Notably, the iceberg/warrior woman’s curses appear to have a binding quality. We are told that she heterune bond (bound a hateful curse) (l. 7b). The writer here might be playing with the binding qualities of water and ice—the narrator of The Wanderer, for example, describes his journey over the waþema gebind (binding of waves) (Krapp and Dobbie 1936: l. 24b), whilst the narrator of Beowulf says that when ice melts God onwindeð wælrapas (unwinds the flood-ropes) (l. 1610a)—or might be alluding to the way in which Valkyries bind their victims in fetters (Damico 1990: p. 177). The nature not just of the curse but of the female voice, too, is of interest in these analogues, in terms of both its loudness and the way in inspires fear. In both Riddle 33 and the charm For a Sudden Stitch, emphasis is placed on the loudness of the women’s voices. This charm begins:
Hlude wæran hy, la, hlude, ða hy ofer þone hlæw ridan,
wæran anmode, ða hy ofer land ridan (Dobbie 1942, p. 122, ll. 3–4).
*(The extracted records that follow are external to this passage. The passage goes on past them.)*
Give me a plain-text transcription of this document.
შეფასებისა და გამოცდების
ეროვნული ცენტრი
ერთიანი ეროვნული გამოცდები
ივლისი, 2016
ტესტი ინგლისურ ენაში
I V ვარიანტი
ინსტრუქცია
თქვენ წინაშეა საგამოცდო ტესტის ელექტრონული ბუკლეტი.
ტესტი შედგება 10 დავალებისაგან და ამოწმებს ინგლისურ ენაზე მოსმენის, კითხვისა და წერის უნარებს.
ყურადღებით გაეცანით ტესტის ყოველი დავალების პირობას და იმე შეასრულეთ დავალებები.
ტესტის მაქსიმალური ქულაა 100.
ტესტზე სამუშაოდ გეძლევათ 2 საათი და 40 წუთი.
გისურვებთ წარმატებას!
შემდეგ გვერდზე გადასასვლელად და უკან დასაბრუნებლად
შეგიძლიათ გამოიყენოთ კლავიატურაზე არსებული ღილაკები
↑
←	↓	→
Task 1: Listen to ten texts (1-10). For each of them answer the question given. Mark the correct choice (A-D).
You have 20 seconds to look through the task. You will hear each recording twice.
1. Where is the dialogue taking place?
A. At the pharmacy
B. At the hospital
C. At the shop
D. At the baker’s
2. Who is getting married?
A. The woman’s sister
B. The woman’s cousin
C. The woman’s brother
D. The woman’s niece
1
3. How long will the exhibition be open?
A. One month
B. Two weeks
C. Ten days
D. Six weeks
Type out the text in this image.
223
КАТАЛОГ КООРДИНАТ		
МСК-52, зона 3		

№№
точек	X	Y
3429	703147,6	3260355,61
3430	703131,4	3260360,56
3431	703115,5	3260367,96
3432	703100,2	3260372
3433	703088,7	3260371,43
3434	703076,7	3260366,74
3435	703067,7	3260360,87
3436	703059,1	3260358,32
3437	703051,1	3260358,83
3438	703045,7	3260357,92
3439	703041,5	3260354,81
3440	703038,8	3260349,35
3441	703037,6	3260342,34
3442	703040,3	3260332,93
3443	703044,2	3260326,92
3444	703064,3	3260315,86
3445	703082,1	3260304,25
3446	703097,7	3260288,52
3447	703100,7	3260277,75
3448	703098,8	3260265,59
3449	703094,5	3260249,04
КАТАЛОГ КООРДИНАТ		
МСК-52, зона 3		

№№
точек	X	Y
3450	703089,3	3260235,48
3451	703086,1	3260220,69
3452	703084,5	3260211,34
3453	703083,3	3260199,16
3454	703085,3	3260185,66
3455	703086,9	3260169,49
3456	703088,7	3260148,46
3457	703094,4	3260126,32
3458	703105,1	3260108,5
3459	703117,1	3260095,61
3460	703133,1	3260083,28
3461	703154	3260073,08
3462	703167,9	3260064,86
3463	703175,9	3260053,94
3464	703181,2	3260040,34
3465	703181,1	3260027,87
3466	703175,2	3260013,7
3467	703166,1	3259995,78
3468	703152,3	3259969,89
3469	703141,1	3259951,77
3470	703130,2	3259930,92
(They were loud, so loud, when they rode over the hill; they were of one mind when they rode over the land.)
In Riddle 33, the iceberg/woman’s shout hlinsade hlude (resounded loudly) (l. 3a), similarly placing emphasis on noise. Also of note is the sound of her laughter, which is described as terrible. This sound has echoes, perhaps, of the laughter of the Valkyrie Brynhild at the news of Sigurd’s death (see Rafn 1829: p. 209). It is a laugh that pre-empts victory and revels in destruction. It is a laugh that secures this woman’s identity as a monstrous source of fear and violence.